It wasn’t until the sixth inning, though, that the club’s sizzling form at the plate reached its peak. In a span of seven batters against Rangers reliever Grant Anderson, the Dodgers left the yard four times.

Shohei Ohtani belted a two-run homer to right. Freddie Freeman added a solo blast in the next at-bat. Hernández, the reigning NL player of the week after his big series against the Yankees, hammered a two-run homer for his 17th, second most in the NL. And with two outs, Jason Heyward golfed another long ball deep to right.

Did the Dodgers, who have celebrated home runs by showering sunflower seeds on one another in the dugout, have enough to last the inning?

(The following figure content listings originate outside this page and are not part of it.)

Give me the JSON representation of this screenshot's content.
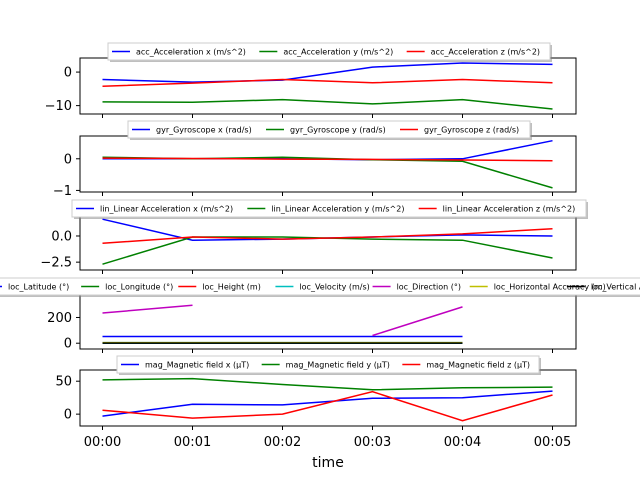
{
  "xlabel": "time",
  "x_ticks": [
    "00:00",
    "00:01",
    "00:02",
    "00:03",
    "00:04",
    "00:05"
  ],
  "chart_data": [
    {
      "type": "line",
      "name_hint": "acc",
      "x": [
        0,
        1,
        2,
        3,
        4,
        5
      ],
      "ylim": [
        -12.5,
        4.2
      ],
      "yticks": [
        0,
        -10
      ],
      "ytick_labels": [
        "0",
        "−10"
      ],
      "series": [
        {
          "name": "acc_Acceleration x (m/s^2)",
          "color": "#0000ff",
          "values": [
            -2.2,
            -3.0,
            -2.4,
            1.5,
            2.7,
            2.3
          ]
        },
        {
          "name": "acc_Acceleration y (m/s^2)",
          "color": "#008000",
          "values": [
            -8.9,
            -9.0,
            -8.2,
            -9.5,
            -8.2,
            -11.0
          ]
        },
        {
          "name": "acc_Acceleration z (m/s^2)",
          "color": "#ff0000",
          "values": [
            -4.2,
            -3.3,
            -2.2,
            -3.2,
            -2.2,
            -3.2
          ]
        }
      ]
    },
    {
      "type": "line",
      "name_hint": "gyr",
      "x": [
        0,
        1,
        2,
        3,
        4,
        5
      ],
      "ylim": [
        -1.05,
        0.72
      ],
      "yticks": [
        0,
        -1
      ],
      "ytick_labels": [
        "0",
        "−1"
      ],
      "series": [
        {
          "name": "gyr_Gyroscope x (rad/s)",
          "color": "#0000ff",
          "values": [
            0.0,
            0.0,
            0.0,
            -0.03,
            0.0,
            0.57
          ]
        },
        {
          "name": "gyr_Gyroscope y (rad/s)",
          "color": "#008000",
          "values": [
            0.05,
            0.0,
            0.05,
            -0.03,
            -0.08,
            -0.92
          ]
        },
        {
          "name": "gyr_Gyroscope z (rad/s)",
          "color": "#ff0000",
          "values": [
            0.02,
            0.01,
            -0.01,
            -0.02,
            -0.04,
            -0.06
          ]
        }
      ]
    },
    {
      "type": "line",
      "name_hint": "lin",
      "x": [
        0,
        1,
        2,
        3,
        4,
        5
      ],
      "ylim": [
        -3.25,
        2.1
      ],
      "yticks": [
        0,
        -2.5
      ],
      "ytick_labels": [
        "0.0",
        "−2.5"
      ],
      "series": [
        {
          "name": "lin_Linear Acceleration x (m/s^2)",
          "color": "#0000ff",
          "values": [
            1.6,
            -0.4,
            -0.3,
            -0.1,
            0.1,
            0.0
          ]
        },
        {
          "name": "lin_Linear Acceleration y (m/s^2)",
          "color": "#008000",
          "values": [
            -2.7,
            -0.1,
            -0.1,
            -0.3,
            -0.4,
            -2.1
          ]
        },
        {
          "name": "lin_Linear Acceleration z (m/s^2)",
          "color": "#ff0000",
          "values": [
            -0.7,
            -0.1,
            -0.3,
            -0.1,
            0.2,
            0.7
          ]
        }
      ]
    },
    {
      "type": "line",
      "name_hint": "loc",
      "x": [
        0,
        1,
        2,
        3,
        4,
        5
      ],
      "ylim": [
        -45,
        398
      ],
      "yticks": [
        0,
        200
      ],
      "ytick_labels": [
        "0",
        "200"
      ],
      "series": [
        {
          "name": "loc_Latitude (°)",
          "color": "#0000ff",
          "values": [
            52,
            52,
            52,
            52,
            52,
            null
          ]
        },
        {
          "name": "loc_Longitude (°)",
          "color": "#008000",
          "values": [
            5,
            5,
            5,
            5,
            5,
            null
          ]
        },
        {
          "name": "loc_Height (m)",
          "color": "#ff0000",
          "values": [
            2,
            2,
            2,
            2,
            2,
            null
          ]
        },
        {
          "name": "loc_Velocity (m/s)",
          "color": "#00bfbf",
          "values": [
            0,
            0,
            0,
            0,
            0,
            null
          ]
        },
        {
          "name": "loc_Direction (°)",
          "color": "#bf00bf",
          "values": [
            235,
            295,
            null,
            60,
            282,
            null
          ]
        },
        {
          "name": "loc_Horizontal Accuracy (m)",
          "color": "#bfbf00",
          "values": [
            3,
            3,
            3,
            3,
            3,
            null
          ]
        },
        {
          "name": "loc_Vertical Accuracy (m)",
          "color": "#000000",
          "values": [
            1,
            1,
            1,
            1,
            1,
            null
          ]
        }
      ]
    },
    {
      "type": "line",
      "name_hint": "mag",
      "x": [
        0,
        1,
        2,
        3,
        4,
        5
      ],
      "ylim": [
        -18,
        67
      ],
      "yticks": [
        0,
        50
      ],
      "ytick_labels": [
        "0",
        "50"
      ],
      "series": [
        {
          "name": "mag_Magnetic field x (µT)",
          "color": "#0000ff",
          "values": [
            -3,
            15,
            14,
            24,
            25,
            35
          ]
        },
        {
          "name": "mag_Magnetic field y (µT)",
          "color": "#008000",
          "values": [
            52,
            54,
            45,
            37,
            40,
            41
          ]
        },
        {
          "name": "mag_Magnetic field z (µT)",
          "color": "#ff0000",
          "values": [
            6,
            -6,
            0,
            34,
            -10,
            29
          ]
        }
      ]
    }
  ]
}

“Thank God we have a bunch in the dugout,” said Hernández, who introduced the ritual to the team this season. “It’s fun when that happens.”

Asked what has changed with the lineup over the last week, after the Dodgers were averaging just 3.7 runs in their previous 24 games, Roberts pointed to several factors in the wake of Tuesday’s win.

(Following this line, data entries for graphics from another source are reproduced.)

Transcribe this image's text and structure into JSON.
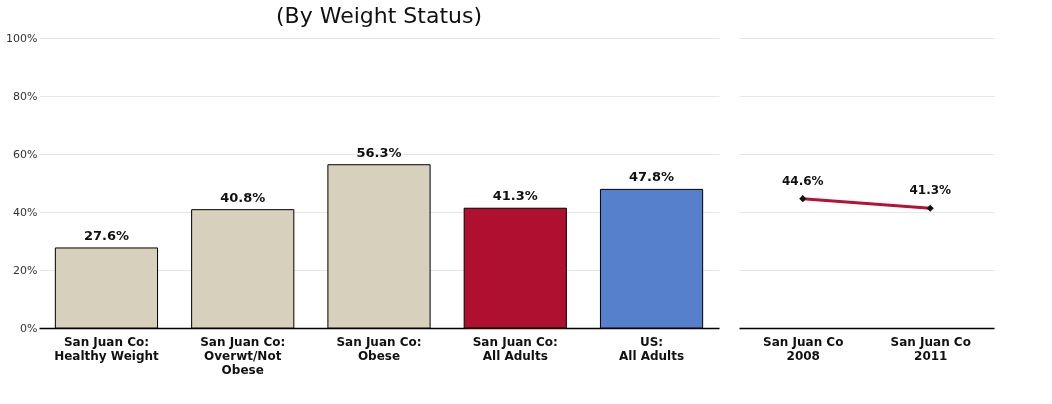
{
  "chart_data": [
    {
      "type": "bar",
      "title": "(By Weight Status)",
      "categories": [
        "San Juan Co:\nHealthy Weight",
        "San Juan Co:\nOverwt/Not\nObese",
        "San Juan Co:\nObese",
        "San Juan Co:\nAll Adults",
        "US:\nAll Adults"
      ],
      "values": [
        27.6,
        40.8,
        56.3,
        41.3,
        47.8
      ],
      "colors": [
        "#d6d0bc",
        "#d6d0bc",
        "#d6d0bc",
        "#b01030",
        "#5780cc"
      ],
      "value_labels": [
        "27.6%",
        "40.8%",
        "56.3%",
        "41.3%",
        "47.8%"
      ],
      "ylim": [
        0,
        100
      ],
      "yticks": [
        {
          "value": 0,
          "label": "0%"
        },
        {
          "value": 20,
          "label": "20%"
        },
        {
          "value": 40,
          "label": "40%"
        },
        {
          "value": 60,
          "label": "60%"
        },
        {
          "value": 80,
          "label": "80%"
        },
        {
          "value": 100,
          "label": "100%"
        }
      ],
      "grid": "y"
    },
    {
      "type": "line",
      "categories": [
        "San Juan Co\n2008",
        "San Juan Co\n2011"
      ],
      "series": [
        {
          "color": "#b5123a",
          "values": [
            44.6,
            41.3
          ],
          "value_labels": [
            "44.6%",
            "41.3%"
          ]
        }
      ],
      "ylim": [
        0,
        100
      ],
      "yticks": [
        0,
        20,
        40,
        60,
        80,
        100
      ],
      "grid": "y",
      "tick_labels": "x",
      "marker": "diamond",
      "line_style": "solid"
    }
  ]
}
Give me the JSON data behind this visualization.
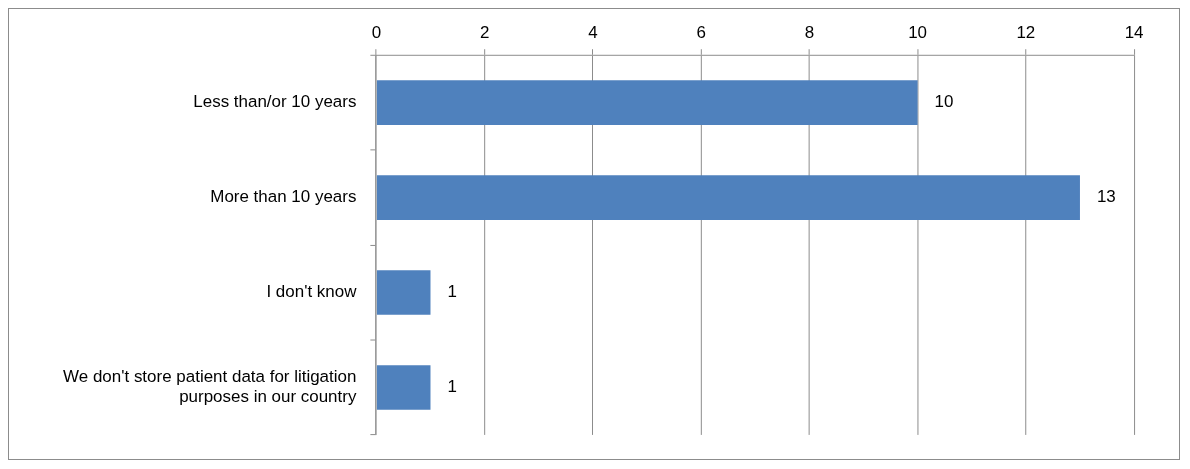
{
  "chart_data": {
    "type": "bar",
    "orientation": "horizontal",
    "categories": [
      "Less than/or 10 years",
      "More than 10 years",
      "I don't know",
      "We don't store patient data for litigation purposes in our country"
    ],
    "values": [
      10,
      13,
      1,
      1
    ],
    "color": "#4f81bd",
    "xlim": [
      0,
      14
    ],
    "xticks": [
      0,
      2,
      4,
      6,
      8,
      10,
      12,
      14
    ],
    "grid": "x",
    "data_labels": true,
    "legend": false
  }
}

The big bats at the top of the order are hitting again, highlighted Tuesday by a combined nine hits and 11 RBIs from Betts, Ohtani, Freeman, Smith and Hernández.

The bottom of the order is stressing pitchers, as well, thanks to a recent resurgence from role players like Gavin Lux and Andy Pages, who both had two hits Tuesday.

Mostly, though, Roberts said he is seeing more from his hitters, proudly highlighting a two-strike single from Lux in the fourth inning — a hit that led to Betts’ three-run double — as the latest example of better at-bat conviction and quality.

“You’re not gonna have your A-swing every night,” Roberts said. “But you should have [a will to] compete. And tonight, I saw that. I’ve seen that the last four or five games.”

The question is whether the Dodgers can keep this going and turn one hot week into another blistering stretch of their season.

“I sure hope so,” Freeman said, with a hedge. “I just wish baseball was more of a guarantee and I could tell you yes.”

“I think so,” Roberts echoed, more definitively. “Just what I saw at the back half of that road trip, I do think that there’s a lot of good things that are happening offensively. Tonight, certainly it all came together. And I can see us sustaining this for a bit.”